(director/writer: Krzysztof Zanussi; cinematographer: Edward Klosinski ; editor: Marek Denys; music: Wojciech Kilar; cast: Maja Komorowska (Roza), Agata Buzek (Jola), Wojciech Siemion (Dziadek), Malgorzata Pritulak (Matka); Runtime: 55; MPAA Rating: NR; Facets; 2001-Poland-in Polish with English subtitles)

Better suited for TV than cinema.”

Reviewed by Dennis Schwartz

The Weekend Stories is a project produced for Polish television (aired between 1996 and 2000) that is written and directed by the great (and sometimes not so great) Polish filmmaker Krzysztof Zanussi(“Year of the Quiet Sun”/”Illumination”/”Balance”), whereby all eight episodes passionately and unambiguously examine moral dilemmas in contemporary life during the post-Cold War period in Poland. It’s better suited for TV than cinema.

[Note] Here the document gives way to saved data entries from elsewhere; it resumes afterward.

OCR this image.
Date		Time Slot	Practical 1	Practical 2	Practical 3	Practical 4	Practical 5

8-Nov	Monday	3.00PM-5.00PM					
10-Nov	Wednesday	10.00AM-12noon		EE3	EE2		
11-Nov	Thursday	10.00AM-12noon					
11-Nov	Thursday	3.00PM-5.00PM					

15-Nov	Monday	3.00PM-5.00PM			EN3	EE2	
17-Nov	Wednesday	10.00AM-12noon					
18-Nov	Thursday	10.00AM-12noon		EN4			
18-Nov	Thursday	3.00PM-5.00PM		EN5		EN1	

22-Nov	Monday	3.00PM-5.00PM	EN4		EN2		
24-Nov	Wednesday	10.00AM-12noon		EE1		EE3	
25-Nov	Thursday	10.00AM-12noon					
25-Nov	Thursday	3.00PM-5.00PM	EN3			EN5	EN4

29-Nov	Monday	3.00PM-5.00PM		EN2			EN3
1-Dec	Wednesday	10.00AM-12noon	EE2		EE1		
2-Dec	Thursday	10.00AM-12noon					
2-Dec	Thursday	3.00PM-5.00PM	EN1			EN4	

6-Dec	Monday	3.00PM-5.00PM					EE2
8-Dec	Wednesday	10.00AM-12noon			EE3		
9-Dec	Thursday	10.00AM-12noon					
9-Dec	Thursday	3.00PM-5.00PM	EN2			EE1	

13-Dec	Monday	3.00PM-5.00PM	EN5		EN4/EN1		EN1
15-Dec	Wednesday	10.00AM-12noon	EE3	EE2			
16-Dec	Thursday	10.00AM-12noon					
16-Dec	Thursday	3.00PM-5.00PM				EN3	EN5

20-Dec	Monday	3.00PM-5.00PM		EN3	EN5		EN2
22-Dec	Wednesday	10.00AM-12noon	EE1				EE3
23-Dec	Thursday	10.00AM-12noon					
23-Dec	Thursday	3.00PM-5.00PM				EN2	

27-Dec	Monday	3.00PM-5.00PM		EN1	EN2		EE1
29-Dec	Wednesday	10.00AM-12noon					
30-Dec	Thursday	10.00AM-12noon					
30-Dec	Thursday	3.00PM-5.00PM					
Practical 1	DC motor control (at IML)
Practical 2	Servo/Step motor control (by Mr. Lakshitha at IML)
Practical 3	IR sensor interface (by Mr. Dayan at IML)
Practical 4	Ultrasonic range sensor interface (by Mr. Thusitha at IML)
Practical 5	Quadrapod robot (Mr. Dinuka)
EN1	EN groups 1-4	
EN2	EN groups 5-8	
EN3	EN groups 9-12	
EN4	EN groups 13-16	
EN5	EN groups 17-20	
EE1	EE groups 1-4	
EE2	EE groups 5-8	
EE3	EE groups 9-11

The elderly Polish exile Roza (Maja Komorowska) lives in Paris for a long time and often commutes to her nearby birthplace home by taxi. She came from an aristocratic family, but during the war the militia stole her estate and valuables and her palace was converted by the old-regime Communists into an old age home run by the local church. She has accepted her fate and has since lived as a struggling worker, currently employed as a cleaning lady for a rich Arab-French family. In a soul searching trek by cab to her former country house, she visits the village family, once employed by her father, that now live there and searches for a metal box buried on the grounds whereby her father hid a treasure. At the visit, Roza identifies with the family’s rebellious, pretty and intelligent 18-year-daughter Jola (Agata Buzek) and entertains her on a culture rich visit to Paris. When Roza learns that Jola’s atheist grandfather (Wojciech Siemion) became rich after he stole the contents of the metal box and intends to leave it as an inheritance to Jola, she urges Jola to donate the inheritance to maintain the struggling old age home and not begin her adult life burdened with living on ill-begotten gains.

The pic is too schematic and not too subtle in having its saintly mouthpiece rail against a materialistic society that values money more than anything else.The argument never completely flies on screen because it’s so loaded to favor Zanussi’s agenda.